White Collar Crime

Money Laundering

There are many different types of white-collar crimes. These crimes involve illegal conduct in a business setting. The main objective of most white-collar crimes is to produce money. Criminals need to be able to hide and use the stolen money without being caught.

Money laundering is the process of concealing illegally gained money so that it appears to be legitimate. This process is considered itself a white-collar crime. Money laundering is very common. It's estimated that hundreds of billions of dollars are laundered around the world every year.

Stages of Money Laundering

The main goal of money laundering is take "dirty" money and make it "clean." This "cleaning" disguises the true source of the funds. The process allows criminals to freely spend the money in an open setting. There are three main stages of money laundering:

  • Placement
  • Layering
  • Integration

The first stage of money laundering is placement. Illegal activities can produce a large amount of cash. This cash needs to be removed from the illegal activity to avoid detection. It can be deposited in a legitimate business, such as a bank or brokerage account. The cash can be converted into money orders or traveler's checks. It can also be used to buy property or other assets.

The second stage of money laundering is layering. This means that the money is moved and transferred to different areas. The goal is to create multiple layers so that the original source is untraceable. The cash may be moved to different financial accounts or other banks. It may be put into trusts or other businesses. The money may travel to different countries and jurisdictions. Property and other goods bought with the money may be sold or exchanged.

The last stage of money laundering is integration. The money is placed back into the economy or financial system. The "cleaned" money can be used to purchase legitimate assets or services. The criminal appears to have legally earned the money. It can be difficult for authorities to trace the money back to the original crime.

The Problem with Money Laundering

The banking and financial systems depend on having a reputation of integrity. Customers and other businesses need to be able to rely on them. The success of money laundering through a particular institution can make it an accomplice to criminal activities.
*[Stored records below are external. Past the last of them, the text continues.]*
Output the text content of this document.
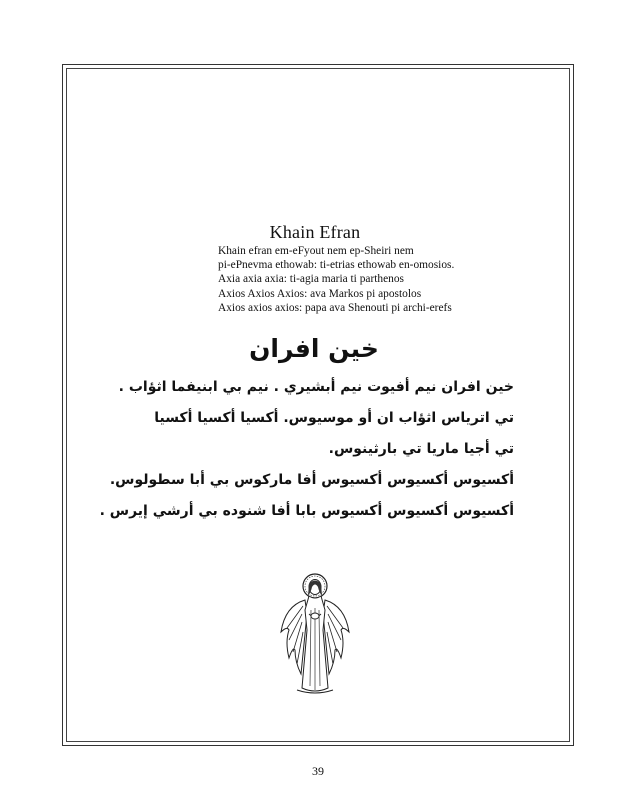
Khain Efran
Khain efran em-eFyout nem ep-Sheiri nem
pi-ePnevma ethowab: ti-etrias ethowab en-omosios.
Axia axia axia: ti-agia maria ti parthenos
Axios Axios Axios: ava Markos pi apostolos
Axios axios axios: papa ava Shenouti pi archi-erefs
خين افران
خين افران نيم أفيوت نيم أبشيري . نيم بي ابنيفما اثؤاب .
تي اترياس اثؤاب ان أو موسيوس. أكسيا أكسيا أكسيا
تي أجيا ماريا تي بارثينوس.
أكسيوس أكسيوس أكسيوس أفا ماركوس بي أبا سطولوس.
أكسيوس أكسيوس أكسيوس بابا أفا شنوده بي أرشي إيرس .
39
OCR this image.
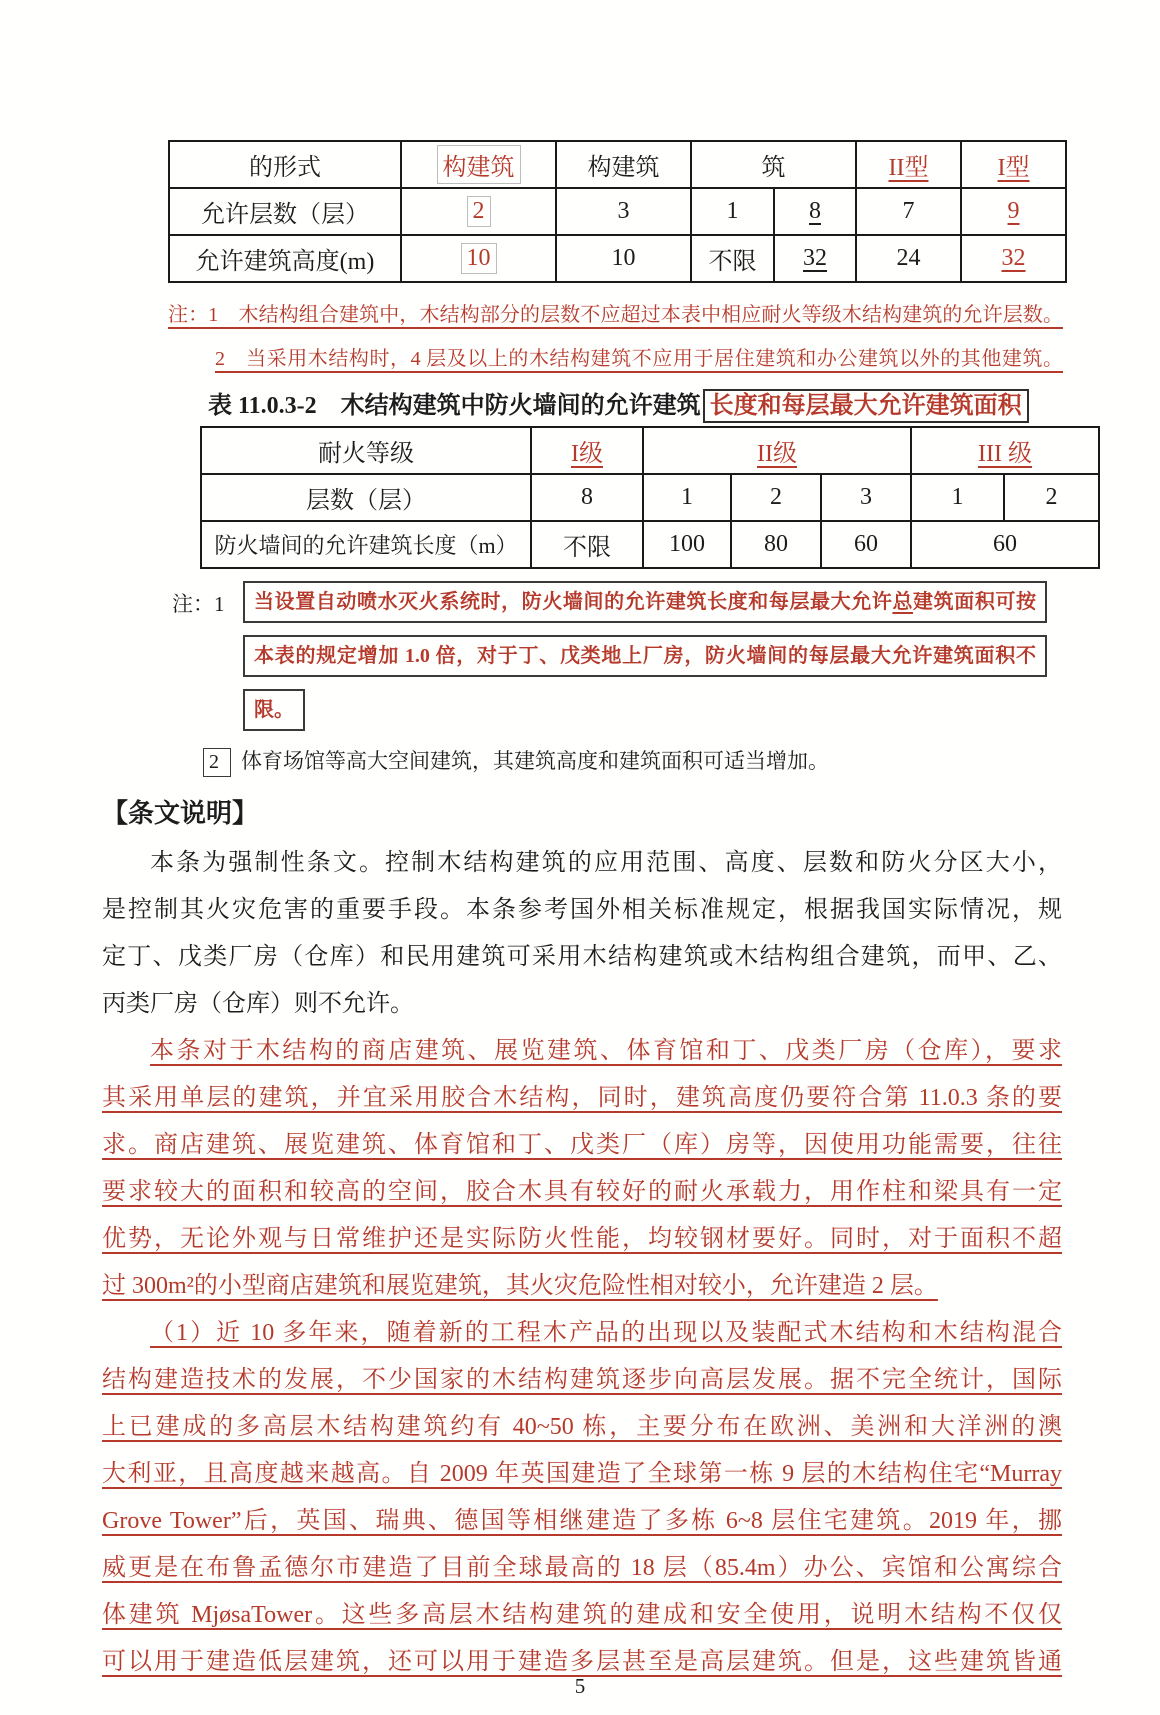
的形式	构建筑	构建筑	筑		II型	I型
允许层数（层）	2	3	1	8	7	9
允许建筑高度(m)	10	10	不限	32	24	32
注：1　木结构组合建筑中，木结构部分的层数不应超过本表中相应耐火等级木结构建筑的允许层数。
2　当采用木结构时，4 层及以上的木结构建筑不应用于居住建筑和办公建筑以外的其他建筑。
表 11.0.3-2　木结构建筑中防火墙间的允许建筑 长度和每层最大允许建筑面积
耐火等级	I级	II级			III 级	
层数（层）	8	1	2	3	1	2
防火墙间的允许建筑长度（m）	不限	100	80	60	60	
注：1	当设置自动喷水灭火系统时，防火墙间的允许建筑长度和每层最大允许总建筑面积可按
本表的规定增加 1.0 倍，对于丁、戊类地上厂房，防火墙间的每层最大允许建筑面积不
限。
2 体育场馆等高大空间建筑，其建筑高度和建筑面积可适当增加。
【条文说明】
本条为强制性条文。控制木结构建筑的应用范围、高度、层数和防火分区大小，
是控制其火灾危害的重要手段。本条参考国外相关标准规定，根据我国实际情况，规
定丁、戊类厂房（仓库）和民用建筑可采用木结构建筑或木结构组合建筑，而甲、乙、
丙类厂房（仓库）则不允许。
本条对于木结构的商店建筑、展览建筑、体育馆和丁、戊类厂房（仓库），要求
其采用单层的建筑，并宜采用胶合木结构，同时，建筑高度仍要符合第 11.0.3 条的要
求。商店建筑、展览建筑、体育馆和丁、戊类厂（库）房等，因使用功能需要，往往
要求较大的面积和较高的空间，胶合木具有较好的耐火承载力，用作柱和梁具有一定
优势，无论外观与日常维护还是实际防火性能，均较钢材要好。同时，对于面积不超
过 300m²的小型商店建筑和展览建筑，其火灾危险性相对较小，允许建造 2 层。
（1）近 10 多年来，随着新的工程木产品的出现以及装配式木结构和木结构混合
结构建造技术的发展，不少国家的木结构建筑逐步向高层发展。据不完全统计，国际
上已建成的多高层木结构建筑约有 40~50 栋，主要分布在欧洲、美洲和大洋洲的澳
大利亚，且高度越来越高。自 2009 年英国建造了全球第一栋 9 层的木结构住宅“Murray
Grove Tower”后，英国、瑞典、德国等相继建造了多栋 6~8 层住宅建筑。2019 年，挪
威更是在布鲁孟德尔市建造了目前全球最高的 18 层（85.4m）办公、宾馆和公寓综合
体建筑 MjøsaTower。这些多高层木结构建筑的建成和安全使用，说明木结构不仅仅
可以用于建造低层建筑，还可以用于建造多层甚至是高层建筑。但是，这些建筑皆通
5
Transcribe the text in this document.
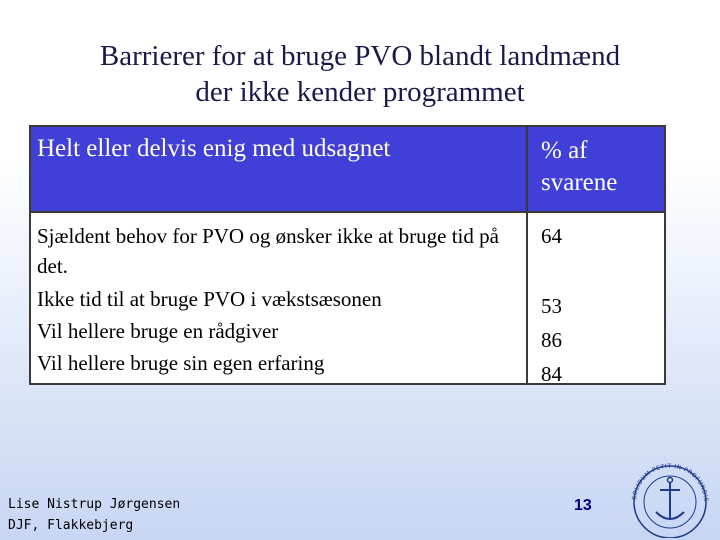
Barrierer for at bruge PVO blandt landmænd
der ikke kender programmet
Helt eller delvis enig med udsagnet	% af
svarene
Sjældent behov for PVO og ønsker ikke at bruge tid på det.
Ikke tid til at bruge PVO i vækstsæsonen
Vil hellere bruge en rådgiver
Vil hellere bruge sin egen erfaring
64
53
86
84
Lise Nistrup Jørgensen
DJF, Flakkebjerg
13	SOLIDUM PETIT IN PROFUNDIS
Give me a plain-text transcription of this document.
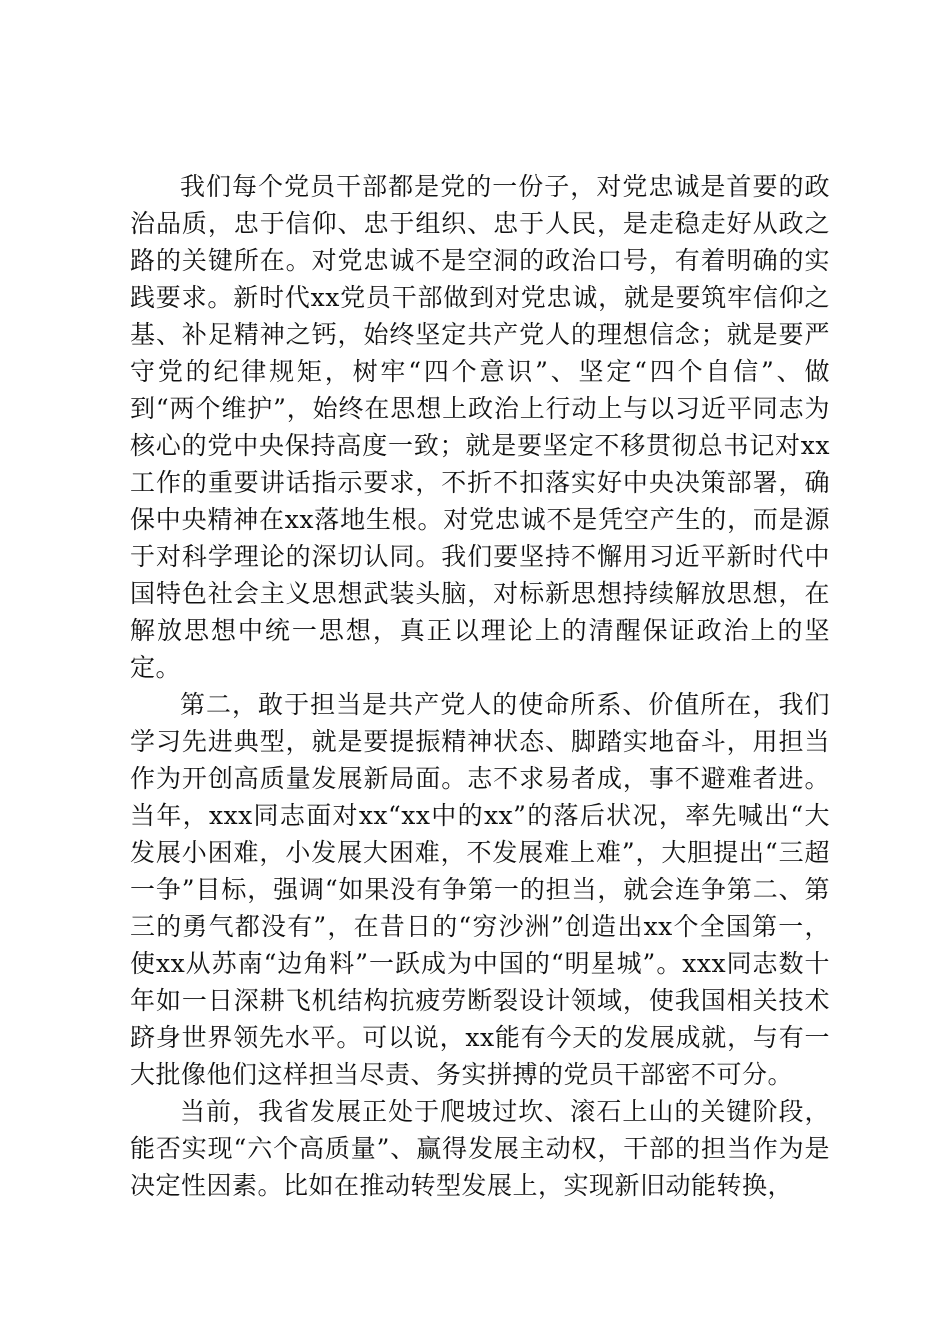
我们每个党员干部都是党的一份子，对党忠诚是首要的政治品质，忠于信仰、忠于组织、忠于人民，是走稳走好从政之路的关键所在。对党忠诚不是空洞的政治口号，有着明确的实践要求。新时代xx党员干部做到对党忠诚，就是要筑牢信仰之基、补足精神之钙，始终坚定共产党人的理想信念；就是要严守党的纪律规矩，树牢“四个意识”、坚定“四个自信”、做到“两个维护”，始终在思想上政治上行动上与以习近平同志为核心的党中央保持高度一致；就是要坚定不移贯彻总书记对xx工作的重要讲话指示要求，不折不扣落实好中央决策部署，确保中央精神在xx落地生根。对党忠诚不是凭空产生的，而是源于对科学理论的深切认同。我们要坚持不懈用习近平新时代中国特色社会主义思想武装头脑，对标新思想持续解放思想，在解放思想中统一思想，真正以理论上的清醒保证政治上的坚定。

第二，敢于担当是共产党人的使命所系、价值所在，我们学习先进典型，就是要提振精神状态、脚踏实地奋斗，用担当作为开创高质量发展新局面。志不求易者成，事不避难者进。当年，xxx同志面对xx“xx中的xx”的落后状况，率先喊出“大发展小困难，小发展大困难，不发展难上难”，大胆提出“三超一争”目标，强调“如果没有争第一的担当，就会连争第二、第三的勇气都没有”，在昔日的“穷沙洲”创造出xx个全国第一，使xx从苏南“边角料”一跃成为中国的“明星城”。xxx同志数十年如一日深耕飞机结构抗疲劳断裂设计领域，使我国相关技术跻身世界领先水平。可以说，xx能有今天的发展成就，与有一大批像他们这样担当尽责、务实拼搏的党员干部密不可分。

当前，我省发展正处于爬坡过坎、滚石上山的关键阶段，能否实现“六个高质量”、赢得发展主动权，干部的担当作为是决定性因素。比如在推动转型发展上，实现新旧动能转换，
These criminal activities increase the risk of fraud and corruption.

The success of money laundering also has an impact on the amount of crime. Many crimes that involve violence depend on money laundering to work. Two examples include drug trafficking and terrorist activities.

Preventing Money Laundering

The federal government has passed many laws to help prevent money laundering. Most financial institutions are required to report suspicious financial transactions. Examples of anti-money laundering laws include:

  • Bank Secrecy Act (1970)
  • Money Laundering Control Act (1986)
  • Anti-Drug Abuse Act of 1988
  • Annunzio-Wylie Anti-Money Laundering Act (1992)
  • Money Laundering Suppression Act (1994)
  • Money Laundering and Financial Crimes Strategy Act (1998)
  • Uniting and Strengthening America by Providing Appropriate Tools to Restrict, Intercept and Obstruct Terrorism Act of 2001 (USA PATRIOT Act)
  • Intelligence Reform & Terrorism Prevention Act of 2004

There are many organizations and governmental agencies that attempt to stop money laundering. Some examples include the US Drug Enforcement Administration (DEA), the Treasury Department, Financial Crimes Enforcement Network (FinCEN), and the Treasury Department, Office of Foreign Assets Control (OFAC). The Financial Action Task Force (FATF) is an international organization that combats money laundering. It has issued recommendations for banks to help them in this fight. Some examples of bank recommendations include:

  • Have an internal taskforce that attempts to identify money laundering clues
  • Make sure to know the identities and backgrounds of all depositors
  • Be aware of any suspicious behavior and report it to the appropriate authorities

Questions for Your Attorney

  • I think a depositor is committing money laundering. Whom should I report this information to?
  • Can I get in trouble if my money laundering suspicions turn out to be incorrect?
  • Am I legally required to report a money laundering crime even though I don't work in a financial institution?